Right, thanks, Gogo. Like the desire to have adventures, find out further about oneself and _live life_ is *a bad thing*. I think it takes a lot of guts to make a jump like this and Julia's readers ought to respect her and her decision to do it. And on behalf of all Mr. Wrongs, I salute you. xxxjimmy
I give you a lot of credit Julia. I can relate to your situation (albeit I'm a guy and a bit older) but I just don't have it in me to end my relationship. We've been together since college and I can't help but wonder what else life has to offer. I think the problem is this city. There is sooo much temptation everywhere you go. I think my girlfriend may very well be "the one," but every time I go out without her I end up talking to other (sexy ass) girls (often getting their phone numbers - but, hey, I don't actually call them). Anyhow, I'm sure you will get to go on many, many dates with wonderful guys and it will definitely help your column - plenty of get material out there. If you start writing columns about how much fun you're having, maybe I'll actually get the balls to join ya. Good luck J!
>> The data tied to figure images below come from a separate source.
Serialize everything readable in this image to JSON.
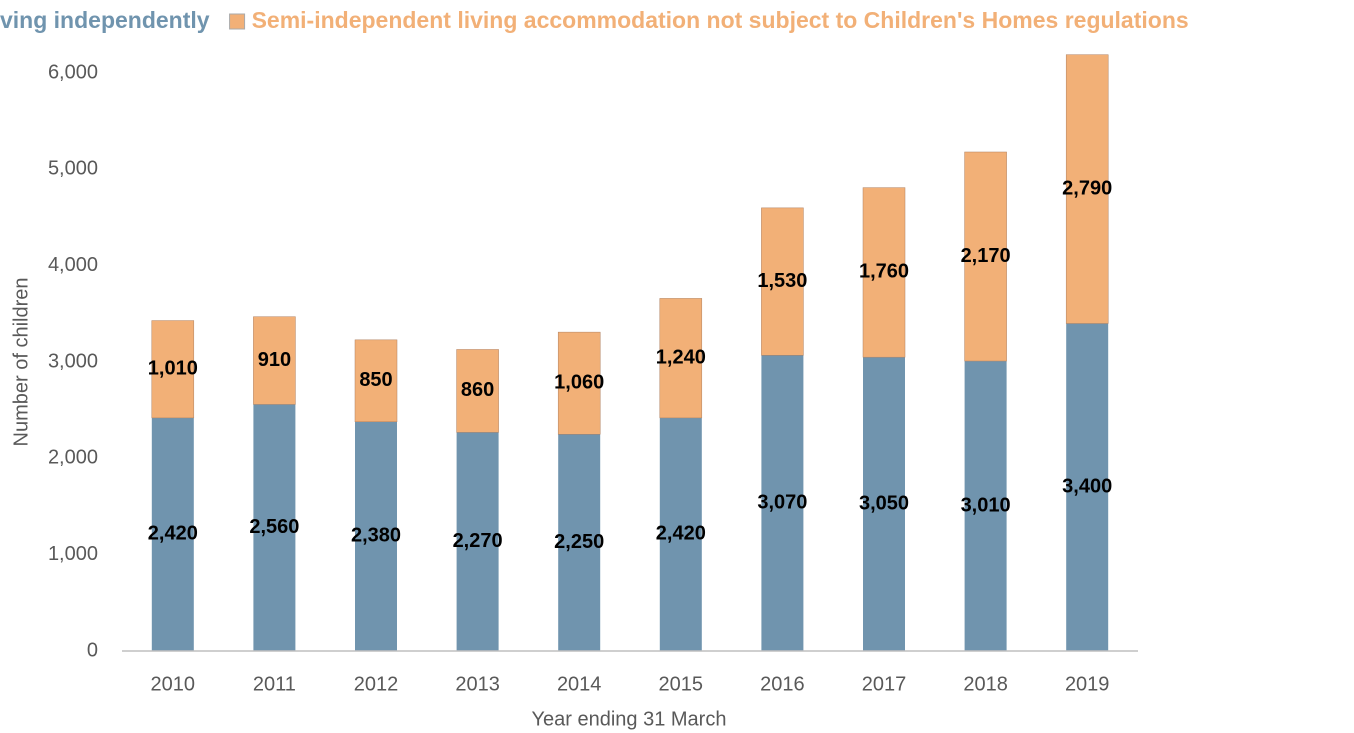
{
  "chart_data": {
    "type": "stacked_bar",
    "x_label": "Year ending 31 March",
    "y_label": "Number of children",
    "categories": [
      "2010",
      "2011",
      "2012",
      "2013",
      "2014",
      "2015",
      "2016",
      "2017",
      "2018",
      "2019"
    ],
    "series": [
      {
        "name": "ving independently",
        "color": "#7094ae",
        "values": [
          2420,
          2560,
          2380,
          2270,
          2250,
          2420,
          3070,
          3050,
          3010,
          3400
        ],
        "value_labels": [
          "2,420",
          "2,560",
          "2,380",
          "2,270",
          "2,250",
          "2,420",
          "3,070",
          "3,050",
          "3,010",
          "3,400"
        ]
      },
      {
        "name": "Semi-independent living accommodation not subject to Children's Homes regulations",
        "color": "#f2b077",
        "values": [
          1010,
          910,
          850,
          860,
          1060,
          1240,
          1530,
          1760,
          2170,
          2790
        ],
        "value_labels": [
          "1,010",
          "910",
          "850",
          "860",
          "1,060",
          "1,240",
          "1,530",
          "1,760",
          "2,170",
          "2,790"
        ]
      }
    ],
    "ylim": [
      0,
      6000
    ],
    "yticks": [
      0,
      {
        "value": 1000,
        "label": "1,000"
      },
      {
        "value": 2000,
        "label": "2,000"
      },
      {
        "value": 3000,
        "label": "3,000"
      },
      {
        "value": 4000,
        "label": "4,000"
      },
      {
        "value": 5000,
        "label": "5,000"
      },
      {
        "value": 6000,
        "label": "6,000"
      }
    ],
    "grid": false
  }
}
Speaking as a 30 something who took time and many experiences before I found my Mr. Right - I am more grounded, ready, self-aware from those years I spent searching. But just make sure what you put on hold/tossed away or vacated today - may in fact, be what you want when all is said and done...but again, you will never know until you try it. That's the best thing about your twenites. It is the trial, try-all and error decade of life.
For what it's worth, I think the new, "Woman in search of self" angle will be good. This situation isn't only women, I notice a lot of men your age are in a hurry to settle down and be miserable. Have Americans become THAT insecure with themselves?